We are all susceptible to
disease; the testing tells us to what extent.
The website for 23andMe says “the benefits our customers accrue in accessing their genetic information outweigh potential risks.”
And they’re marketing it with that in mind. Dr. Alan Guttmacher, the
acting director of the National Human Genome Research Institute of the
National Institutes of Health, offers a less optimistic point of view.
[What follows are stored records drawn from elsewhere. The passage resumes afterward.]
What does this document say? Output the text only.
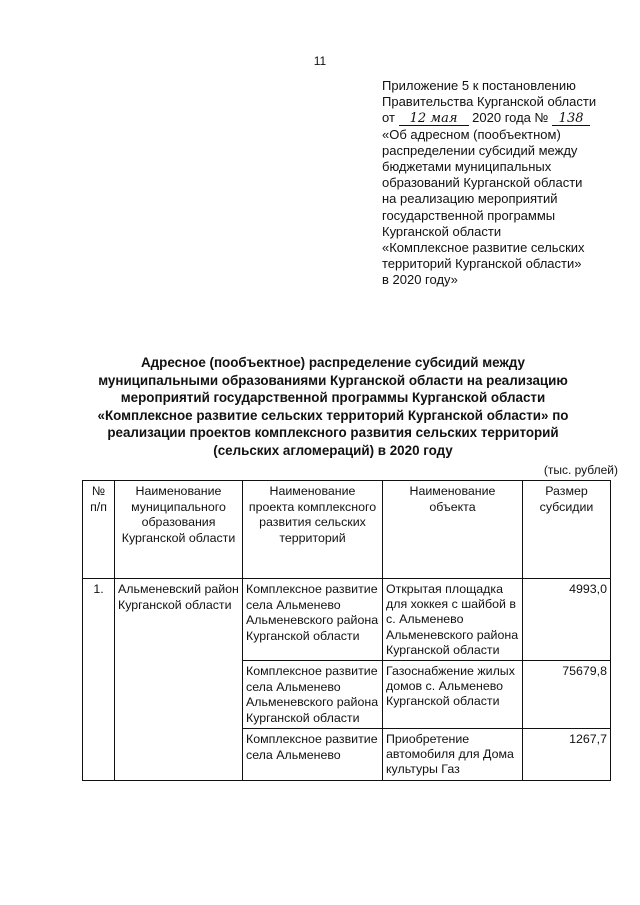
11
Приложение 5 к постановлению
Правительства Курганской области
от 12 мая 2020 года № 138
«Об адресном (пообъектном)
распределении субсидий между
бюджетами муниципальных
образований Курганской области
на реализацию мероприятий
государственной программы
Курганской области
«Комплексное развитие сельских
территорий Курганской области»
в 2020 году»
Адресное (пообъектное) распределение субсидий между
муниципальными образованиями Курганской области на реализацию
мероприятий государственной программы Курганской области
«Комплексное развитие сельских территорий Курганской области» по
реализации проектов комплексного развития сельских территорий
(сельских агломераций) в 2020 году
(тыс. рублей)
№ п/п	Наименование муниципального образования Курганской области	Наименование проекта комплексного развития сельских территорий	Наименование объекта	Размер субсидии
1.	Альменевский район Курганской области	Комплексное развитие села Альменево Альменевского района Курганской области	Открытая площадка для хоккея с шайбой в с. Альменево Альменевского района Курганской области	4993,0
		Комплексное развитие села Альменево Альменевского района Курганской области	Газоснабжение жилых домов с. Альменево Курганской области	75679,8
		Комплексное развитие села Альменево	Приобретение автомобиля для Дома культуры Газ	1267,7
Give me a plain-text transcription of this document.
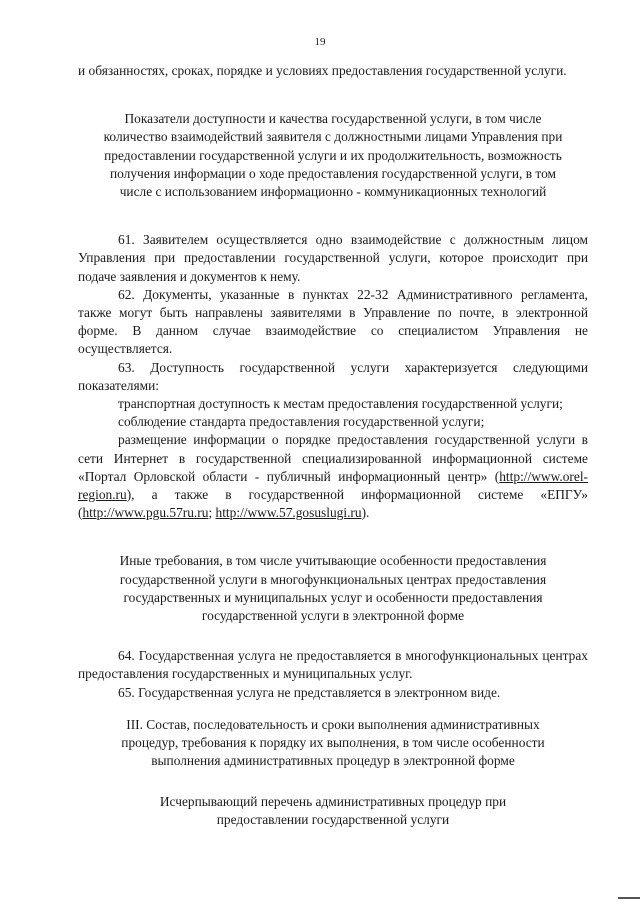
19

и обязанностях, сроках, порядке и условиях предоставления государственной услуги.

Показатели доступности и качества государственной услуги, в том числе количество взаимодействий заявителя с должностными лицами Управления при предоставлении государственной услуги и их продолжительность, возможность получения информации о ходе предоставления государственной услуги, в том числе с использованием информационно - коммуникационных технологий

61. Заявителем осуществляется одно взаимодействие с должностным лицом Управления при предоставлении государственной услуги, которое происходит при подаче заявления и документов к нему.

62. Документы, указанные в пунктах 22-32 Административного регламента, также могут быть направлены заявителями в Управление по почте, в электронной форме. В данном случае взаимодействие со специалистом Управления не осуществляется.

63. Доступность государственной услуги характеризуется следующими показателями:

транспортная доступность к местам предоставления государственной услуги;

соблюдение стандарта предоставления государственной услуги;

размещение информации о порядке предоставления государственной услуги в сети Интернет в государственной специализированной информационной системе «Портал Орловской области - публичный информационный центр» (http://www.orel-region.ru), а также в государственной информационной системе «ЕПГУ» (http://www.pgu.57ru.ru; http://www.57.gosuslugi.ru).

Иные требования, в том числе учитывающие особенности предоставления государственной услуги в многофункциональных центрах предоставления государственных и муниципальных услуг и особенности предоставления государственной услуги в электронной форме

64. Государственная услуга не предоставляется в многофункциональных центрах предоставления государственных и муниципальных услуг.

65. Государственная услуга не представляется в электронном виде.

III. Состав, последовательность и сроки выполнения административных процедур, требования к порядку их выполнения, в том числе особенности выполнения административных процедур в электронной форме

Исчерпывающий перечень административных процедур при предоставлении государственной услуги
He told The New York Times:
People think if you have money to spend on this, why not
buy a test instead of a model train for Christmas…It can be neat and
fun, but it can also have deep psychological implications, both for how
you view yourself and how others view you, depending on who else has
access to the information.
If you think you’re ready (and you have the money) 23andMe provides
information on 89 genetic markers including details of ancestry as well
as what current research suggests are proclivities to certain diseases
and other genetic traits like one’s appetite for sugar and
responsiveness to antidepressants.
When the husband of
company’s co-founder Anne Wojcicki found out he has a gene mutation
that increases his likelihood of contracting Parkinson’s disease, he
went public on his blog. “I now have the opportunity to adjust my life
to reduce those odds (e.g. there is evidence that exercise may be
protective against Parkinson’s),” he wrote. “I also have the
opportunity to perform and support research into this disease long
before it may affect me.” Easy for him to say. He’s Sergey Brin,
co-founder of Google and recently ranked as the 13th richest American
If you live paycheck to paycheck or are
trying to get health insurance, you might want to keep your genetic
predispositions to yourself. Sure, President Bush signed the Genetic
Information Nondiscrimination Act into law on May 21, 2008 but those
laws didn’t do much good in Gattaca.